Rong also recommended a more aggressive mitigation: disable FTP support entirely unless there is a documented, business-critical need for it. Given that modern browsers no longer handle FTP URLs and that the protocol has been effectively deprecated in favor of HTTPS-based file transfer, most Squid deployments see zero legitimate FTP traffic. Disabling FTP at the proxy level removes the entire attack surface at no operational cost.
This recommendation aligns with a broader shift in enterprise security posture over the past decade. Protocols that were once ubiquitous - FTP, Telnet, SMBv1 - are now treated as legacy liabilities, kept alive only in environments where compatibility with aging systems outweighs the risk. Squidbleed underscores the cost of that backward compatibility. The 1997 commit that introduced the flaw was written to support NetWare servers, a platform that ceased active development in the mid-2000s and is now effectively extinct. Yet the code it introduced remained active, default-enabled, and exploitable for another two decades.
What This Signals for Infrastructure Security
Squidbleed is unlikely to be an isolated case. Squid's codebase, like that of many foundational open-source projects, has accreted features and fixes over decades, often in response to the needs of platforms and protocols that no longer exist. The same is true of OpenSSL, the Linux kernel, Apache, and countless other components of the internet's substrate. Each of these projects carries technical debt in the form of code written for environments that have long since disappeared - code that is rarely audited, rarely updated, and rarely questioned.

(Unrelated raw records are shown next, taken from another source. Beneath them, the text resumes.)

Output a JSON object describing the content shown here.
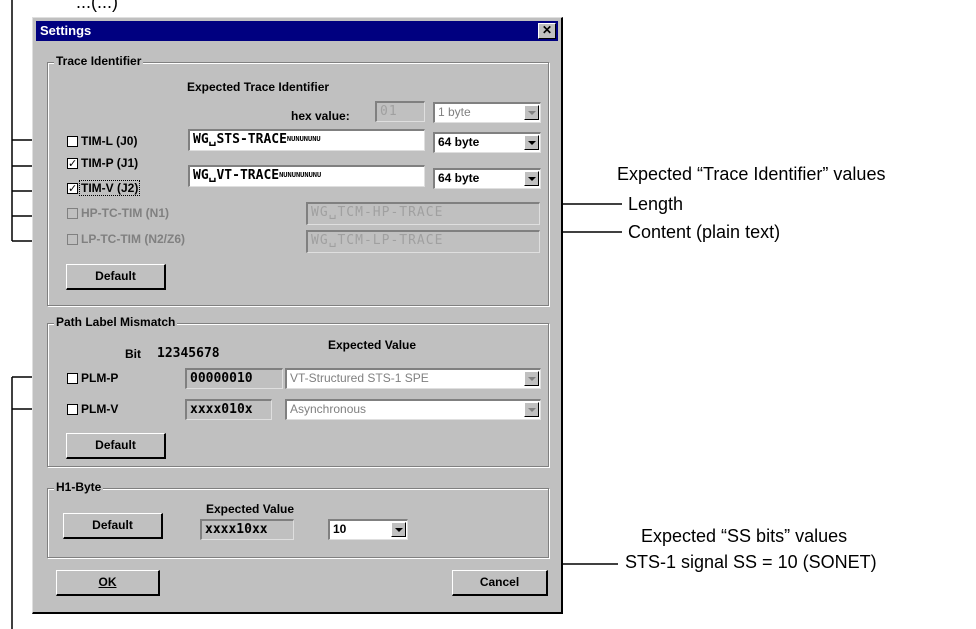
{
  "top_caption": "...(...)",
  "dialog": {
    "title": "Settings",
    "close_glyph": "✕",
    "ok_label": "OK",
    "cancel_label": "Cancel"
  },
  "trace": {
    "group_title": "Trace Identifier",
    "heading": "Expected Trace Identifier",
    "hex_label": "hex value:",
    "hex_value": "01",
    "default_label": "Default",
    "rows": [
      {
        "label": "TIM-L (J0)",
        "checked": false,
        "enabled": true,
        "field": "",
        "combo": "1 byte"
      },
      {
        "label": "TIM-P (J1)",
        "checked": true,
        "enabled": true,
        "field": "WG␣STS-TRACE",
        "nulls": "NUNUNUNU",
        "combo": "64 byte"
      },
      {
        "label": "TIM-V (J2)",
        "checked": true,
        "enabled": true,
        "field": "WG␣VT-TRACE",
        "nulls": "NUNUNUNUNU",
        "combo": "64 byte"
      },
      {
        "label": "HP-TC-TIM (N1)",
        "checked": false,
        "enabled": false,
        "field": "WG␣TCM-HP-TRACE"
      },
      {
        "label": "LP-TC-TIM (N2/Z6)",
        "checked": false,
        "enabled": false,
        "field": "WG␣TCM-LP-TRACE"
      }
    ]
  },
  "plm": {
    "group_title": "Path Label Mismatch",
    "bit_label": "Bit",
    "bit_numbers": "12345678",
    "heading": "Expected Value",
    "default_label": "Default",
    "rows": [
      {
        "label": "PLM-P",
        "checked": false,
        "bits": "00000010",
        "value": "VT-Structured STS-1 SPE"
      },
      {
        "label": "PLM-V",
        "checked": false,
        "bits": "xxxx010x",
        "value": "Asynchronous"
      }
    ]
  },
  "h1": {
    "group_title": "H1-Byte",
    "heading": "Expected Value",
    "default_label": "Default",
    "bits": "xxxx10xx",
    "combo": "10"
  },
  "annotations": {
    "trace_title": "Expected “Trace Identifier” values",
    "length": "Length",
    "content": "Content (plain text)",
    "ss_title": "Expected “SS bits” values",
    "ss_desc": "STS-1 signal SS = 10 (SONET)"
  },
  "colors": {
    "dialog_bg": "#c0c0c0",
    "titlebar": "#000080",
    "disabled_text": "#808080"
  }
}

The discovery of Squidbleed through a combination of serendipity, researcher intuition, and AI-assisted analysis suggests a possible path forward: systematic, agent-augmented audits of legacy code paths, prioritized by deployment footprint and exposure risk. The economics of such audits have shifted. What once required weeks of human time can now be compressed into hours with the right tooling. The limiting factor is no longer the cost of review, but the coordination required to act on findings at scale.
At DailyTechWire, we expect to see more vulnerabilities of this vintage surface over the next two years as AI-assisted auditing becomes routine. The question is whether the industry can patch faster than adversaries can exploit. Squidbleed had the advantage of obscurity - there is no evidence the flaw was exploited in the wild before disclosure. The next decades-old bug may not be so lucky.
Organizations running Squid should update to version 7.6, disable FTP, and audit their proxy configurations for other legacy protocol support that may no longer be necessary. The era when backward compatibility was a free good is over. Every line of code written for a platform that no longer exists is now a potential liability, waiting for the right researcher - or the right model - to notice.